Stevan Little wrote:
The concept of non-inherited infrastructural methods is fairly simple to
accomplish in the meta-model, by just giving submethods their own
dispatch table inside the metaclass. However where I am somewhat
confused is in how and when they get called.
I think the question is posed a bit confusingly. Since as you point out,
when the invocant is clear, calling the (sub)method is an easy lookup in
its vtable with subsequent call.
Take this example for instance:
class Foo {
method bar () { ... }
submethod bar () { ... }
}
Is this an error (Synopsis 12 seems to indicate it is *not* an error)?
The only inconvenience I see is that the name Foo::bar is not unique.
The sigil doesn't disambiguate because in both cases it is &Foo::bar.
Furthermore the :() is used only to distinguish different sigs, not the
Code subtype behind the name. Hmm, or is this a special cased two-entry
MMD table? One entry for &bar:(Foo) and one for &bar:(MetaClass[Foo])?

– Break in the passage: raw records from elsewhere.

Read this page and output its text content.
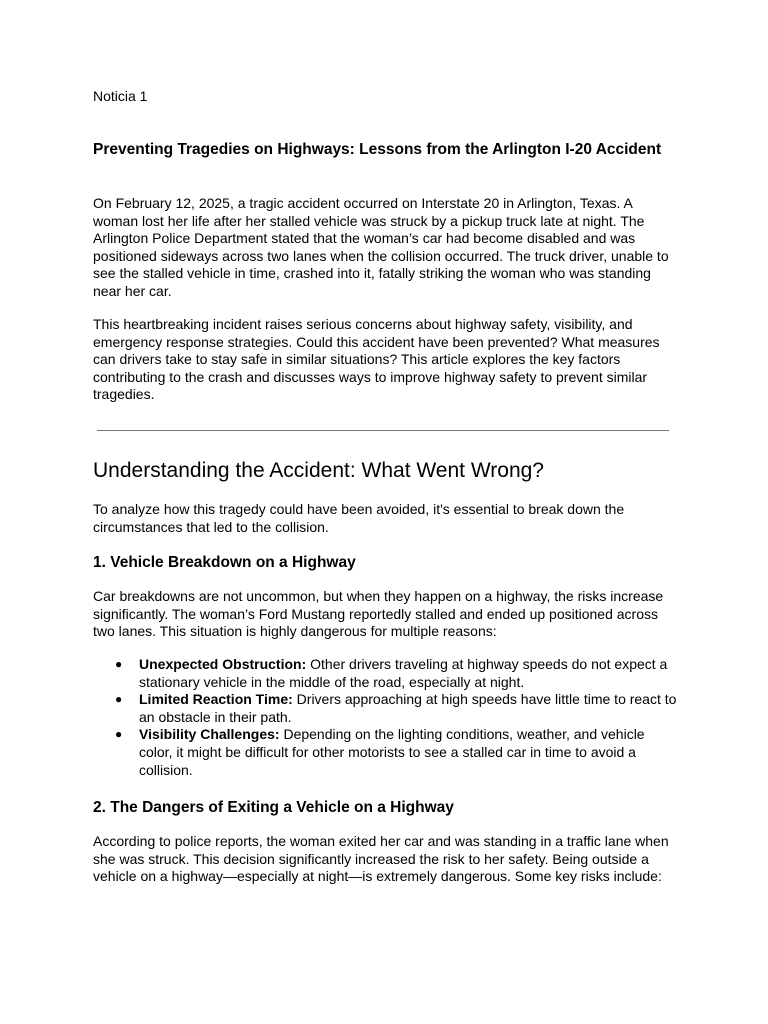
Noticia 1

Preventing Tragedies on Highways: Lessons from the Arlington I-20 Accident

On February 12, 2025, a tragic accident occurred on Interstate 20 in Arlington, Texas. A woman lost her life after her stalled vehicle was struck by a pickup truck late at night. The Arlington Police Department stated that the woman’s car had become disabled and was positioned sideways across two lanes when the collision occurred. The truck driver, unable to see the stalled vehicle in time, crashed into it, fatally striking the woman who was standing near her car.

This heartbreaking incident raises serious concerns about highway safety, visibility, and emergency response strategies. Could this accident have been prevented? What measures can drivers take to stay safe in similar situations? This article explores the key factors contributing to the crash and discusses ways to improve highway safety to prevent similar tragedies.

Understanding the Accident: What Went Wrong?

To analyze how this tragedy could have been avoided, it's essential to break down the circumstances that led to the collision.

1. Vehicle Breakdown on a Highway

Car breakdowns are not uncommon, but when they happen on a highway, the risks increase significantly. The woman’s Ford Mustang reportedly stalled and ended up positioned across two lanes. This situation is highly dangerous for multiple reasons:

● Unexpected Obstruction: Other drivers traveling at highway speeds do not expect a stationary vehicle in the middle of the road, especially at night.
● Limited Reaction Time: Drivers approaching at high speeds have little time to react to an obstacle in their path.
● Visibility Challenges: Depending on the lighting conditions, weather, and vehicle color, it might be difficult for other motorists to see a stalled car in time to avoid a collision.
2. The Dangers of Exiting a Vehicle on a Highway

According to police reports, the woman exited her car and was standing in a traffic lane when she was struck. This decision significantly increased the risk to her safety. Being outside a vehicle on a highway—especially at night—is extremely dangerous. Some key risks include:
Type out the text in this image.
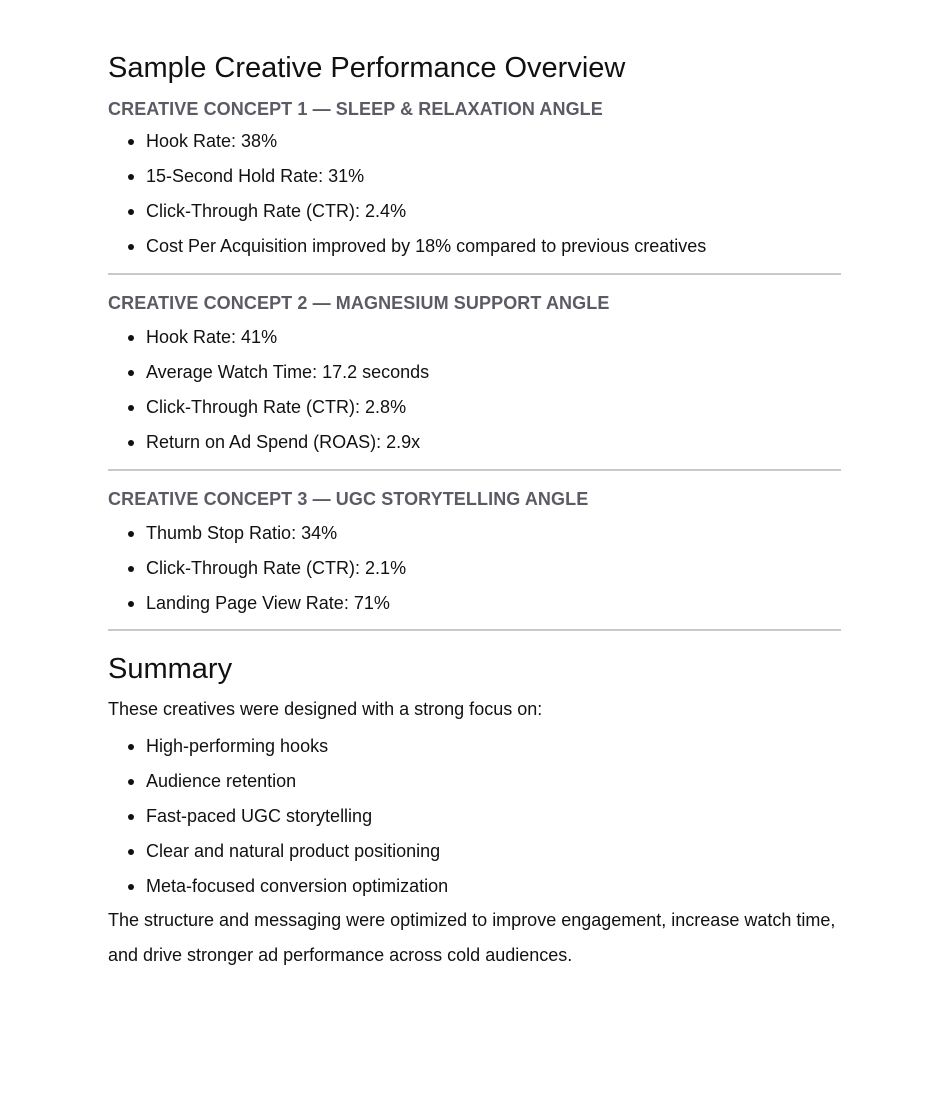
Sample Creative Performance Overview
CREATIVE CONCEPT 1 — SLEEP & RELAXATION ANGLE
Hook Rate: 38%
15-Second Hold Rate: 31%
Click-Through Rate (CTR): 2.4%
Cost Per Acquisition improved by 18% compared to previous creatives
CREATIVE CONCEPT 2 — MAGNESIUM SUPPORT ANGLE
Hook Rate: 41%
Average Watch Time: 17.2 seconds
Click-Through Rate (CTR): 2.8%
Return on Ad Spend (ROAS): 2.9x
CREATIVE CONCEPT 3 — UGC STORYTELLING ANGLE
Thumb Stop Ratio: 34%
Click-Through Rate (CTR): 2.1%
Landing Page View Rate: 71%
Summary

These creatives were designed with a strong focus on:

High-performing hooks
Audience retention
Fast-paced UGC storytelling
Clear and natural product positioning
Meta-focused conversion optimization

The structure and messaging were optimized to improve engagement, increase watch time, and drive stronger ad performance across cold audiences.
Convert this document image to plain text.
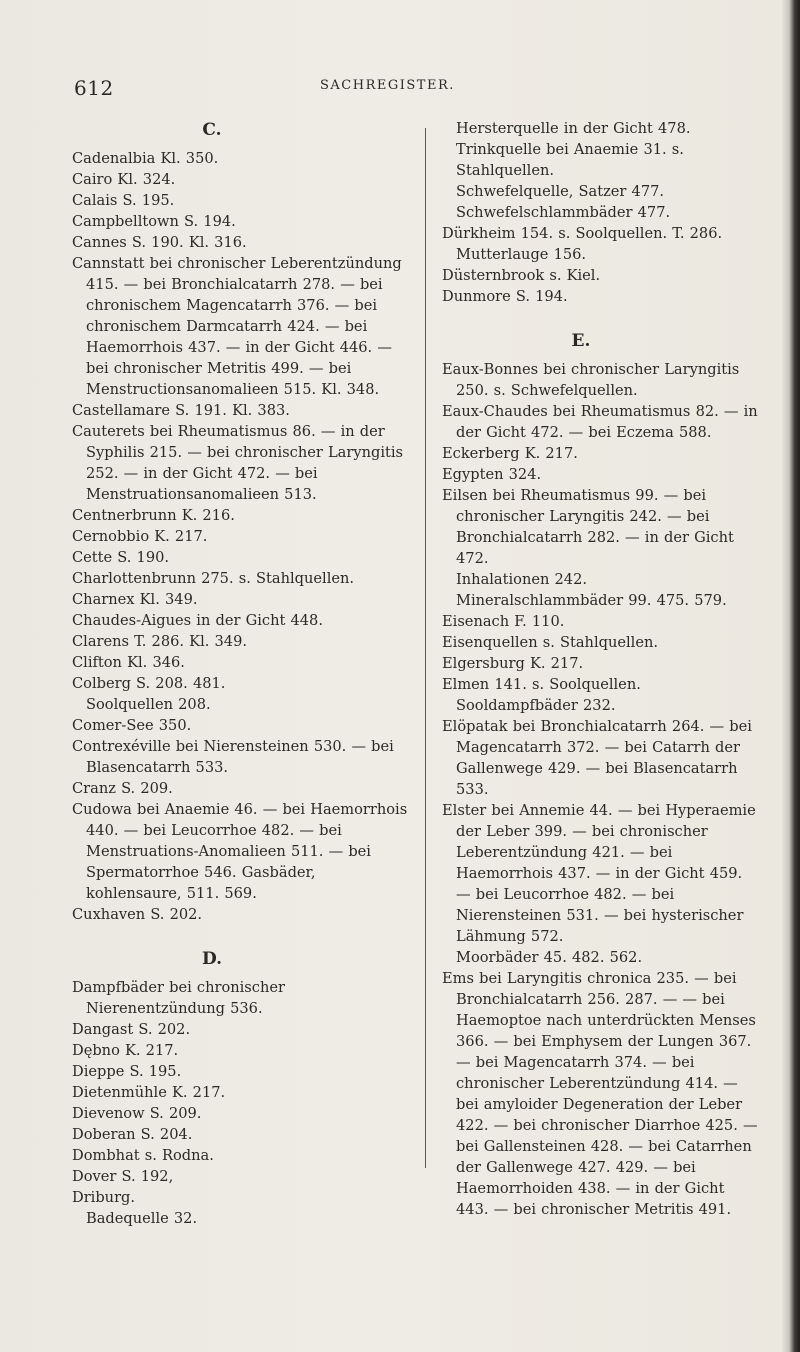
612	SACHREGISTER.
C.
Cadenalbia Kl. 350.
Cairo Kl. 324.
Calais S. 195.
Campbelltown S. 194.
Cannes S. 190. Kl. 316.
Cannstatt bei chronischer Leberentzündung 415. — bei Bronchialcatarrh 278. — bei chronischem Magencatarrh 376. — bei chronischem Darmcatarrh 424. — bei Haemorrhois 437. — in der Gicht 446. — bei chronischer Metritis 499. — bei Menstructionsanomalieen 515. Kl. 348.
Castellamare S. 191. Kl. 383.
Cauterets bei Rheumatismus 86. — in der Syphilis 215. — bei chronischer Laryngitis 252. — in der Gicht 472. — bei Menstruationsanomalieen 513.
Centnerbrunn K. 216.
Cernobbio K. 217.
Cette S. 190.
Charlottenbrunn 275. s. Stahlquellen.
Charnex Kl. 349.
Chaudes-Aigues in der Gicht 448.
Clarens T. 286. Kl. 349.
Clifton Kl. 346.
Colberg S. 208. 481.
Soolquellen 208.
Comer-See 350.
Contrexéville bei Nierensteinen 530. — bei Blasencatarrh 533.
Cranz S. 209.
Cudowa bei Anaemie 46. — bei Haemorrhois 440. — bei Leucorrhoe 482. — bei Menstruations-Anomalieen 511. — bei Spermatorrhoe 546. Gasbäder, kohlensaure, 511. 569.
Cuxhaven S. 202.
D.
Dampfbäder bei chronischer Nierenentzündung 536.
Dangast S. 202.
Dębno K. 217.
Dieppe S. 195.
Dietenmühle K. 217.
Dievenow S. 209.
Doberan S. 204.
Dombhat s. Rodna.
Dover S. 192,
Driburg.
Badequelle 32.
Hersterquelle in der Gicht 478.
Trinkquelle bei Anaemie 31. s. Stahlquellen.
Schwefelquelle, Satzer 477.
Schwefelschlammbäder 477.
Dürkheim 154. s. Soolquellen. T. 286.
Mutterlauge 156.
Düsternbrook s. Kiel.
Dunmore S. 194.
E.
Eaux-Bonnes bei chronischer Laryngitis 250. s. Schwefelquellen.
Eaux-Chaudes bei Rheumatismus 82. — in der Gicht 472. — bei Eczema 588.
Eckerberg K. 217.
Egypten 324.
Eilsen bei Rheumatismus 99. — bei chronischer Laryngitis 242. — bei Bronchialcatarrh 282. — in der Gicht 472.
Inhalationen 242.
Mineralschlammbäder 99. 475. 579.
Eisenach F. 110.
Eisenquellen s. Stahlquellen.
Elgersburg K. 217.
Elmen 141. s. Soolquellen.
Sooldampfbäder 232.
Elöpatak bei Bronchialcatarrh 264. — bei Magencatarrh 372. — bei Catarrh der Gallenwege 429. — bei Blasencatarrh 533.
Elster bei Annemie 44. — bei Hyperaemie der Leber 399. — bei chronischer Leberentzündung 421. — bei Haemorrhois 437. — in der Gicht 459. — bei Leucorrhoe 482. — bei Nierensteinen 531. — bei hysterischer Lähmung 572.
Moorbäder 45. 482. 562.
Ems bei Laryngitis chronica 235. — bei Bronchialcatarrh 256. 287. — — bei Haemoptoe nach unterdrückten Menses 366. — bei Emphysem der Lungen 367. — bei Magencatarrh 374. — bei chronischer Leberentzündung 414. — bei amyloider Degeneration der Leber 422. — bei chronischer Diarrhoe 425. — bei Gallensteinen 428. — bei Catarrhen der Gallenwege 427. 429. — bei Haemorrhoiden 438. — in der Gicht 443. — bei chronischer Metritis 491.
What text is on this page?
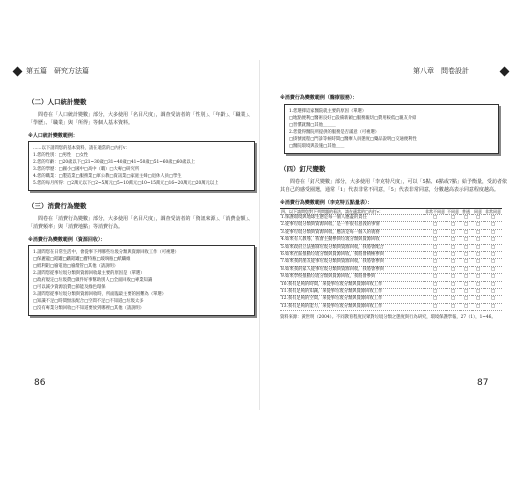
第五篇　研究方法篇
（二）人口統計變數

問卷在「人口統計變數」部分，大多使用「名目尺度」，調查受訪者的「性別」、「年齡」、「職業」、「學歷」、「職業」與「所得」等個人基本資料。

※人口統計變數範例：
……以下請問您的基本資料，請在適當的□內打v：
1.您的性別：□男性　□女性
2.您的年齡：□20歲以下□21~30歲□31~40歲□41~50歲□51~60歲□60歲以上
3.您的學歷：□國小□國中□高中（職）□大專□研究所
4.您的職業：□製造業□服務業□軍公教□資訊業□家庭主婦□退休人員□學生
5.您的每月所得：□2萬元以下□2~5萬元□5~10萬元□10~15萬元□16~20萬元□20萬元以上
（三）消費行為變數

問卷在「消費行為變數」部分，大多使用「名目尺度」，調查受訪者的「資訊來源」、「消費金額」、「消費頻率」與「消費地點」等消費行為。

※消費行為變數範例（資源回收）：
1.請問您在日常生活中，會從事下列哪些垃圾分類與資源回收工作（可複選）
□保麗龍□鋁罐□鐵鋁罐□寶特瓶□玻璃瓶□紙纖維
□紙利鋁□廢電池□廢燈管□其他（請說明）
2.請問您從事垃圾分類與資源回收最主要的原因是（單選）
□政府規定□垃圾費□做件好事幫助別人□全面回收□專業知識
□可以減少資源浪費□節能及綠色環保
3.請問您從事垃圾分類與資源回收時，所面臨最主要的困難為（單選）
□知識不足□時間無法配合□空間不足□不知道□垃圾太多
□沒有專業分類回收□不知道要放到哪裡□其他（請說明）
86
第八章　問卷設計
※消費行為變數範例（醫療服務）：
1.您選擇這家醫院就主要的原因（單選）
□地點便利□醫術良好□設備新穎□服務親切□費用較低□親友介紹
□習慣就醫□其他＿＿＿
2.您覺得醫院所提供的服務是否滿意（可複選）
□掛號流程□門診等候時間□醫療人員態度□藥品說明□交通便利性
□醫院環境與設施□其他＿＿
（四）釘尺變數

問卷在「釘尺變數」部分，大多使用「李克特尺度」，可以「5點、6點或7點」給予衡量，受訪者依其自己的感受圈選，通常「1」代表非常不同意，「5」代表非常同意，分數越高表示同意程度越高。

※消費行為變數範例（李克特五點量表）：
四、以下請問您對下列問題的看法，請在適當的□內打v：	非常不同意	不同意	普通	同意	非常同意
1.保護環境與地球生態是每一個人應盡的責任	□	□	□	□	□
2.從事垃圾分類與資源回收，是一件很有意義的事情	□	□	□	□	□
3.從事垃圾分類與資源回收，應該是每一個人的義務	□	□	□	□	□
4.如果有人教導，我會主動參與垃圾分類與資源回收	□	□	□	□	□
5.如果政府立法強制垃圾分類與資源回收，我將會配合	□	□	□	□	□
6.如果社區推動垃圾分類與資源回收，我將會積極參與	□	□	□	□	□
7.如果我的朋友從事垃圾分類與資源回收，我將會參與	□	□	□	□	□
8.如果我的家人從事垃圾分類與資源回收，我將會參與	□	□	□	□	□
9.如果學校推動垃圾分類與資源回收，我將會參與	□	□	□	□	□
10.我有足夠的時間，來從事垃圾分類與資源回收工作	□	□	□	□	□
11.我有足夠的知識，來從事垃圾分類與資源回收工作	□	□	□	□	□
12.我有足夠的空間，來從事垃圾分類與資源回收工作	□	□	□	□	□
13.我有足夠的能力，來從事垃圾分類與資源回收工作	□	□	□	□	□
資料來源：黃世明（2004）。不同教育程度民眾對垃圾分類之態度與行為研究，環境保護學報，27（1），1~46。
87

When I call bar() on an instance of Foo, which is called? The method? or
the submethod? Is it somehow dependent upon the calling context? (called
from within the class, or from outside the class). Take for instance,
this example:
class Foo {
method bar () { ... }
submethod bar () { ... }
method baz ($self:) {
$self.bar() # which one does this call?
}
}
I think this is pretty clear. There is exactly one class object Foo
but many instances. The submethod can only be called on the Foo class
object which is available through the .meta method. Thus to call
the submethod one needs $self.meta.bar(). I doubt the usefullness
of falling back to submethod lookup in the class chain when an object
doesn't have the method.
There's actually no syntactical distinction possible because of:
my $object = new Foo;
my $meta = $object.meta;
$meta.bar() # calls submethod but looks like method call
I guess the type of $meta is Ref of Class or somesuch.
Regards,
--
TSa (Thomas Sandlaß)